1851. Jochim Kaack aus Böken (Hufe Nr. 6) und Margaretha Möller von der Bünzer Mühle wollten Hochzeit feiern. Im Jahre vorher hatte Hinrich Voß (Hufe Nr. 3) seine Hochzeit mit 275 Paaren gefeiert. Das mußte übertroffen werden. Der „Köstenbitter" zu Pferde zog durch die er umliegenden Kirchspiele, um Verwandte und Bekannte einzuladen. Die Hochzeitsfeier fand damals in dem Ort statt, wo das junge Paar zu wohnen kam (Grund: Gebühren für den Pastor).
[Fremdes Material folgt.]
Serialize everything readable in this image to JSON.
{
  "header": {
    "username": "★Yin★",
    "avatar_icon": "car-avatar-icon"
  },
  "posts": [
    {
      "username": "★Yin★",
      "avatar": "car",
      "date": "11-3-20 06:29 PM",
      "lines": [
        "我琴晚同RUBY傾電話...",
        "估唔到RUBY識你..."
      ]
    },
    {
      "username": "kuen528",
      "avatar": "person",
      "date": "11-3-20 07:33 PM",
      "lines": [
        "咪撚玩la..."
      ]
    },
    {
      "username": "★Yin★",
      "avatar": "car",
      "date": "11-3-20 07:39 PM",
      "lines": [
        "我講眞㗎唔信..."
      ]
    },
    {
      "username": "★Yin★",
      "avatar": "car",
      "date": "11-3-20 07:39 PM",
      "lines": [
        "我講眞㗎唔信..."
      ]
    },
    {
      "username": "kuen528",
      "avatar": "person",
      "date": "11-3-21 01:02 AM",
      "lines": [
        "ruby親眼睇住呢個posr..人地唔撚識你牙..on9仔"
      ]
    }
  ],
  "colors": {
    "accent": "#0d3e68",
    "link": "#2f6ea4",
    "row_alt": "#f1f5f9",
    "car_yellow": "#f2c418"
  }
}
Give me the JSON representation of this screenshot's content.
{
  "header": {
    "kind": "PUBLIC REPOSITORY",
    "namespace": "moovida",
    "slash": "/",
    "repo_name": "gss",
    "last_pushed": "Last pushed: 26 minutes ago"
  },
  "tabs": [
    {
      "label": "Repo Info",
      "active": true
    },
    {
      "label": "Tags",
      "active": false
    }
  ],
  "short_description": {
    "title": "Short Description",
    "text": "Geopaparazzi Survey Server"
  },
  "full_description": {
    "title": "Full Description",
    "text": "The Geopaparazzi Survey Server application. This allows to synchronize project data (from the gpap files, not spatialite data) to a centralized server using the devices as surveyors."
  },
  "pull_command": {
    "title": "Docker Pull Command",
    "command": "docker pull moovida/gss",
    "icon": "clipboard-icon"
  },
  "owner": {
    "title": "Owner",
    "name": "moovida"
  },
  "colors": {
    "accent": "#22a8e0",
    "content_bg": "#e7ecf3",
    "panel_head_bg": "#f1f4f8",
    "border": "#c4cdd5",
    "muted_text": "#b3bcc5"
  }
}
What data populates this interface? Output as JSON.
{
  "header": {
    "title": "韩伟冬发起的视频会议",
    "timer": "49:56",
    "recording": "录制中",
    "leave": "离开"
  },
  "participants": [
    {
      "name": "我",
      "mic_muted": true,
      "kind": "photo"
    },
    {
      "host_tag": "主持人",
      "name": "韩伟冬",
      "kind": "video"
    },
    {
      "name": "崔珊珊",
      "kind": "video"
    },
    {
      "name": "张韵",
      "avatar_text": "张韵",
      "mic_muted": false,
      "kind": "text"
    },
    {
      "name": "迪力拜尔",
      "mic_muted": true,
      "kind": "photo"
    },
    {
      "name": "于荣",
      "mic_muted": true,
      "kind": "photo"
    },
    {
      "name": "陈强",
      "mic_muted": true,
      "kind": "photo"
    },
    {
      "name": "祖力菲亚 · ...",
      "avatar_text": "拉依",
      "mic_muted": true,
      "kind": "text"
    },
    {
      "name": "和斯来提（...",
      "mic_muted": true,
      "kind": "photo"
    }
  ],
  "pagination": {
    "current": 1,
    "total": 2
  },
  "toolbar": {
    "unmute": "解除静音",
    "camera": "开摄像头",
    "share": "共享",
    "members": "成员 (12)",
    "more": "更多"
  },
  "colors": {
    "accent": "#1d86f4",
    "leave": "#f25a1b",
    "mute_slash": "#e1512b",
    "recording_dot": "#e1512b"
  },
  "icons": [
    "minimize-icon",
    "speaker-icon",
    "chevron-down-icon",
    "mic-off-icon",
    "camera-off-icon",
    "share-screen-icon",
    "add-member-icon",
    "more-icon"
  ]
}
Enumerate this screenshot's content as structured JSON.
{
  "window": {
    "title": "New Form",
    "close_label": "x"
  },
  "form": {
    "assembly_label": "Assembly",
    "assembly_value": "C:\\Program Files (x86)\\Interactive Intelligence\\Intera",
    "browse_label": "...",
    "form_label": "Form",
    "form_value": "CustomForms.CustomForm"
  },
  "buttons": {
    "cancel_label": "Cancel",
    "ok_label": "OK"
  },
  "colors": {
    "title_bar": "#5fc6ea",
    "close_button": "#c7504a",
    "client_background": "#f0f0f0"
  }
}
Einige Tage vor der Hochzeit zogen elf Bauernwagen von Böken nach Bünzen, um die Aussteuer zu holen. Zwei Frauen waren besonders dazu eingeladen. Ihre Aufgabe bestand darin, im Hause der Brauteltern möglichst wertvolle Gegenstände aufzustöbern und heimlich auf die Wagen zu schaffen. Die Fuhrleute wurden auf der Mühle reich bewirtet und die Wagen dann hoch mit der reichen Aussteuer beladen. Auf dem vordersten Wagen nahmen Braut und Bräutigam Platz, auf dem zweiten die beiden Frauen, die eine mit Spinnrad und Wocken, die andere mit einer Haspel. Spinnrad und Haspel wurden unter Gesang in drehende Bewegung gesetzt und gehalten. Vor den Eingängen nach Kaacks Hofstelle standen Bauern mit Gewehren und zwangen durch Abgabe von Schüssen die Wagen, dreimal um das Dorf zu fahren. Dann erst wurde die Einfahrt freigegeben. Das nannte man "Krinkfahren".

Auf dem Hofe waren die Leute mit den Vorbereitungen zur Feier beschäftigt: Ein Ochse, der 500 Pfund Fleisch gab, und 2 große Schweine wurden geschlachtet, dazu vom Schlachter noch 400 Pfund Fleisch besorgt, unzählige Würste gemacht, Stuben, Diele, Kuhstall, Verlehntskate und das am Hofplatz liegende Schulhaus wurden geschrubbt und geweißt, der Hofplatz sauber gefegt. Tische und Bänke wurden zusammengeholt, und auf dem Hofplatz eine genügende Menge zusammengeschlagen. Im Garten wurden Gruben von einigen Metern Länge und 1 Meter Breite ausgehoben und mit eisernen Stangen belegt. Auf ihnen wurde am Hochzeitstage das Essen in großen kupfernen und messingenen Kesseln bereitet.

Am Tage vor der Hochzeit brachten Nachbarn frische Butter in Stücken von 8 bis 10 Pfund, die mit Blumen und Figuren schön geschmückt waren. Der Tag hieß „Bodderbeersdag".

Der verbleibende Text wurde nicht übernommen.